What that Twine let me do:
- You can simply use it as a way to save bookmark – you can tag an article and the system too will offer some tags for you allowing you to remove undesired ones.
- You can join an existing Twine – I joined the Web Industry Trends where I can see articles saved by the members of this Twine. I can see comments left by others and add my own comments. I can see how many people viewed it. The system supports email and feed options per Twine.
- You can start your own Twine - Here you have full control of the content of the Twine. You are the Twine webmaster. So, I started the Scalability and Performance Twine. You can make it public and allow new members to join or invite others yourself. I made it so you can join by request. The system allows you to add all sort of items to this mini knowledge base, like: bookmarks, documents, notes, images and Video. The engine behind this application is using all sort off recommendations algorithm suggesting related Twines and Tags. I’m not sure if it suggest it or you’ll need to add yourself for these addtioanl options: Places, Organizations. The key thing is that you can organize information around a subject matter in one place with the help of others and sophisticated recommendation/search engine. It reminds me of wiki but without learning the specific wiki syntax and a powerful recommendation engine to help with the task. It is also great that someone owns the Twine and is responsible for making sure that only the best information is keep and only the members that truly contribute to the Twine remains associated with it.
The UI is easy to use and very intuitive. I see some places for improvement around the UI real estate utilization; too much scrolling in some pages like the profile page (make the profile picture smaller). Some pages comes a little slow like the My Twines overview page but this is easy to fix and as you can see in the upper left corner of this site is still in beta phase. I actually in there after asked and got a private invite.
Now, I hope that Twine will open up and launce it service publicly so more people could join in. When that happen of if you got a private invite and If you care about the subject of Scalability and Performance, knows about it and where to find good source of information please join the Twine service and my Scalability and Performance Twine. The more I use it the more I like it.

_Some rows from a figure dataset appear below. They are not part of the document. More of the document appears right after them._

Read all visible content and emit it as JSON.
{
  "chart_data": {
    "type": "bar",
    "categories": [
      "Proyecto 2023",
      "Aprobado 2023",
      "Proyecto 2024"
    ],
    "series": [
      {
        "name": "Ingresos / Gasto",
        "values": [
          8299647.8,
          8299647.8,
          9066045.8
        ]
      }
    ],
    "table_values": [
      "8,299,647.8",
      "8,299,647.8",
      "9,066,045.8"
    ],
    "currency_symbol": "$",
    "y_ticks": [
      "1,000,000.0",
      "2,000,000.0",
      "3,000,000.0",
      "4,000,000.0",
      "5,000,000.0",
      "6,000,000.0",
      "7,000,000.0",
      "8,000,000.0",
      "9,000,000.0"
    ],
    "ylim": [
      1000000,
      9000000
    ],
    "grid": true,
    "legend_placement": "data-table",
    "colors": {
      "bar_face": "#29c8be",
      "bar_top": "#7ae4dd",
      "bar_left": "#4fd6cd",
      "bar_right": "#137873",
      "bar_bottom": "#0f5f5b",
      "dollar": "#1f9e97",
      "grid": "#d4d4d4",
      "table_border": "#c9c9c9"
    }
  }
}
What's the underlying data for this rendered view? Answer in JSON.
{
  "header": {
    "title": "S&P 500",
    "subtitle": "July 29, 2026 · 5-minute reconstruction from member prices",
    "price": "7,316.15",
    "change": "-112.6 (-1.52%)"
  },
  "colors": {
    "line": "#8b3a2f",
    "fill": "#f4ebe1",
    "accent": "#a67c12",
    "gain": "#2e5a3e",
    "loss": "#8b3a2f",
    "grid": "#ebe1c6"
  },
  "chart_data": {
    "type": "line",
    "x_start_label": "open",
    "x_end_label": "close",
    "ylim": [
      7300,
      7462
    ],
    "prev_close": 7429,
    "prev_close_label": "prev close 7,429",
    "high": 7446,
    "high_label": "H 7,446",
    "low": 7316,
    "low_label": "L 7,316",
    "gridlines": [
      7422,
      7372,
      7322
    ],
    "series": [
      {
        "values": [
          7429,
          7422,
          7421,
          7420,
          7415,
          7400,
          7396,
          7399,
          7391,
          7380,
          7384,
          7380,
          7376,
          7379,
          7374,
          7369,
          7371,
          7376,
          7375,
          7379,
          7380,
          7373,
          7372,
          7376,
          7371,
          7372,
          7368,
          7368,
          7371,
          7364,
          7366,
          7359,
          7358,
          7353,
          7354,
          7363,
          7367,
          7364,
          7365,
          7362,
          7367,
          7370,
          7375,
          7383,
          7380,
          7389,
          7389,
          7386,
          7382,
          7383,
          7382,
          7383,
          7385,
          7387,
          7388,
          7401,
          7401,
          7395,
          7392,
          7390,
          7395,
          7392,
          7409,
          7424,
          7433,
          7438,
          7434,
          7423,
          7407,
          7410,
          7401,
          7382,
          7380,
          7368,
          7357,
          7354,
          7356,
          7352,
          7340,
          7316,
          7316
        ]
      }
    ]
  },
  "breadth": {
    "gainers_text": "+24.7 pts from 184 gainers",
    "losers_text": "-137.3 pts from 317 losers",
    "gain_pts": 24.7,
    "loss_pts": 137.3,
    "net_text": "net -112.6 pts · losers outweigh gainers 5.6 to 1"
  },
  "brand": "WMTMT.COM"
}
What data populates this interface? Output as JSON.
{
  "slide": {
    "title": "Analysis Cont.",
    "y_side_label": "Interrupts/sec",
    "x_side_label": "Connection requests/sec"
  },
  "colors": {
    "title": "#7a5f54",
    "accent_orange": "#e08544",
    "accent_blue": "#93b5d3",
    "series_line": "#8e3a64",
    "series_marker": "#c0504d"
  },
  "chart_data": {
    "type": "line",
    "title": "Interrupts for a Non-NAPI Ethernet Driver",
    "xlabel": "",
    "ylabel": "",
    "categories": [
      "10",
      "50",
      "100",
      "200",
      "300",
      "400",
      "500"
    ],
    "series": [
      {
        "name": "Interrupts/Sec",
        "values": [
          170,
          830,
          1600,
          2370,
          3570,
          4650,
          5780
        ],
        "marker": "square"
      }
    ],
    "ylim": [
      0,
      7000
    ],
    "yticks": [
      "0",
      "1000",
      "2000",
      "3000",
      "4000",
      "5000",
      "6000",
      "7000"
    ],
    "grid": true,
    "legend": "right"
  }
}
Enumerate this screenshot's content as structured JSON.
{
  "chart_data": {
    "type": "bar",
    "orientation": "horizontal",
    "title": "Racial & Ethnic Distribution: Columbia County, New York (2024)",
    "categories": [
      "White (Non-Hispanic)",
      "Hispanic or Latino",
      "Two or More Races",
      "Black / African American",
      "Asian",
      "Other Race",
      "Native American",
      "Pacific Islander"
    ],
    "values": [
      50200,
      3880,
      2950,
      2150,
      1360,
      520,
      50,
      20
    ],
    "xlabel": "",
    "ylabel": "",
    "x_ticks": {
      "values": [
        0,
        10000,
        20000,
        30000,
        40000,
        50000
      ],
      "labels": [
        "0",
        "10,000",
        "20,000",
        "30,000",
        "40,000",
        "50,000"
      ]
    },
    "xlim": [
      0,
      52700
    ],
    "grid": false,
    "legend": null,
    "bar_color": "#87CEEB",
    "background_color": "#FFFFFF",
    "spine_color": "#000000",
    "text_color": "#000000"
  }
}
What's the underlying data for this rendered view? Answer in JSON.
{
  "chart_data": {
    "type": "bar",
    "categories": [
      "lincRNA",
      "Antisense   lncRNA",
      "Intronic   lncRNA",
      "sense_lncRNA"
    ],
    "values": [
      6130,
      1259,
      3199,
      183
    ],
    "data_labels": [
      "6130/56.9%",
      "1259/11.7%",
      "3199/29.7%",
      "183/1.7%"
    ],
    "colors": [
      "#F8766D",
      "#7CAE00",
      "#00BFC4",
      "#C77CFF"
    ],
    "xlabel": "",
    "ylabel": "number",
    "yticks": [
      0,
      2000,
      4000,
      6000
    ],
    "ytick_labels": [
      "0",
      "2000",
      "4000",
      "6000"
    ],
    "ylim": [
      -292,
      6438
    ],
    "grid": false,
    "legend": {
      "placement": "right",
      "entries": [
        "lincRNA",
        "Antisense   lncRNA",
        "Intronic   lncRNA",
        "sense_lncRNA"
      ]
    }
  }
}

Update: you can find here a very helpful screencast given by Nova Spivack Twine founder. The sysetm is packed with functionality so this is a great way to get up to speed with it. Also, the Twine Bookmarlet is a great time saver adding bookmarks (aren’t you getting tired adding title, descriptions and tags for each bookmark saved?). This for me is enough reason to use the system (and I’m a fan of delicious the social booknarking site).